Question 2: Which of the Season 13 Strands resonates with you and why? Share what you feel is both urgent and important about it for you and your school at the moment and some of the questions you have about moving forward.

 

 

 

Urgent vs Important – Reflections on the return to school

 

Question 1: During the first face to face we used the language of Urgent vs Important to help frame our thinking around our use of TIME. Reflect on why you joined Cohort 21 and your professional goals for this year. Now that the year has begun and you have met your students what IMPORTANT  goal might you like to address and leverage this community to get support with?
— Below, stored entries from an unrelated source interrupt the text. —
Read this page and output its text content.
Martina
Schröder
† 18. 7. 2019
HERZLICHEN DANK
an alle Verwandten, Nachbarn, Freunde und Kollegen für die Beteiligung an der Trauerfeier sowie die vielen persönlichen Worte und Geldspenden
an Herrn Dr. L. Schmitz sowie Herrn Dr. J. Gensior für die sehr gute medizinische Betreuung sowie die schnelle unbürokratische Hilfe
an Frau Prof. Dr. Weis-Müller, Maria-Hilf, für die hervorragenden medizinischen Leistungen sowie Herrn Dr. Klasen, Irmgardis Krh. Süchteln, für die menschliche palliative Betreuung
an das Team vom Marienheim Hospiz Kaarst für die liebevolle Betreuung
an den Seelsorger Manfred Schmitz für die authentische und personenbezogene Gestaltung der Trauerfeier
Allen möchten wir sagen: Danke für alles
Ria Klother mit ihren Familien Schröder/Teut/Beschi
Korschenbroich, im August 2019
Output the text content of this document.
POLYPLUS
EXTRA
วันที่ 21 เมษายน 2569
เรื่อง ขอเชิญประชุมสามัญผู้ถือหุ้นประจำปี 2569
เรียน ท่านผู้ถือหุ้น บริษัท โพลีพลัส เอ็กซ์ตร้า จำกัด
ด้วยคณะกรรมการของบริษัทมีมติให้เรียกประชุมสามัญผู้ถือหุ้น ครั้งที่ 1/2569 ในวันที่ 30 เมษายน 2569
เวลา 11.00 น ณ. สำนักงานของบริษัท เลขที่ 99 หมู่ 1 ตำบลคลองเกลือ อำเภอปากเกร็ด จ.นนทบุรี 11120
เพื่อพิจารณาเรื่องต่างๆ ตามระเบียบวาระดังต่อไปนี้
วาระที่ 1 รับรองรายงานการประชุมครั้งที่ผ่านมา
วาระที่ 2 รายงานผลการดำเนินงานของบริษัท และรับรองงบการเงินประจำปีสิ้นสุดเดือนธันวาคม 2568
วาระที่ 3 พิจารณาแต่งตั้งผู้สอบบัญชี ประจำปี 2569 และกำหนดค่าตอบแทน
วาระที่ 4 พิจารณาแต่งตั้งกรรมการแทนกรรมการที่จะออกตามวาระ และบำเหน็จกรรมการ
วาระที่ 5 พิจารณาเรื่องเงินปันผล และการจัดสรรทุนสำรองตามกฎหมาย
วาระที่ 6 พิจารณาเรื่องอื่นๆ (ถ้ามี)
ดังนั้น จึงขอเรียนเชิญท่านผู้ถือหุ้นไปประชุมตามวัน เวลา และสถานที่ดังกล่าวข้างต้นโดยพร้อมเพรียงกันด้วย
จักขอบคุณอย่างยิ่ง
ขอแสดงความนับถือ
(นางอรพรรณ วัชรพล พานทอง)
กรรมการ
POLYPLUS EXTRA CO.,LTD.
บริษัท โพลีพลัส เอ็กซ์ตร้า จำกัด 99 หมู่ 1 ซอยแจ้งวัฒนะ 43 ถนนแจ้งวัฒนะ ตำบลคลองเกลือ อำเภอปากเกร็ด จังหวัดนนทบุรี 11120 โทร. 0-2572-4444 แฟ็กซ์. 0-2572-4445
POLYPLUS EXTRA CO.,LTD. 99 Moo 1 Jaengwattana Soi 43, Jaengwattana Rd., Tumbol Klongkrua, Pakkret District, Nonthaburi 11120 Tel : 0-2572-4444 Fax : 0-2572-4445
In meeting my 7th grade students this year, one of the first things I noticed was their need for social relationships as an essential step in finding a sense of safety and belonging in the Middle School.  This is a major intake year, with about 50% of the students being brand new to our school community. The first few weeks of school have really been about satisfying the first three levels of Maslow’s Hierarchy of Needs: Physiological, Safety, and Love & Belonging. Once students figured out the general layout of the campus, including where the washrooms and cafeteria are located (physiological), they could find a sense of security in their new routines (safety). It was then time for them to venture into new and emerging social connections (belonging). My focus has been on building classroom community; a caring and brave space in which students feel that they can bring their most authentic selves to the fore.

Thinking more about the belonging piece, I began to consider ways in which I might create opportunities for students to feel seen, heard and valued in every aspect of their unique selves. This includes all aspects of their personal, social and cultural identities.

My goal is to incorporate storytelling in both my English and Humanities and Social Science classrooms as a method for building student belonging. My hope is to help students move into the “Self-Actualization” category of the hierarchy.

Maslow's Hierarchy of Needs - Hygiene4Kids Initiative Case Study | Medium

Question 2: Which of the Season 13 Strands resonates with you and why? Share what you feel is both urgent and important about it for you and your school at the moment and some of the questions you have about moving forward.

The DEIJ strand resonates most with me. While it is something I try to be intentional about in my own classroom, I want to see more tangible connections between the work I’m doing and the work the school is doing more broadly.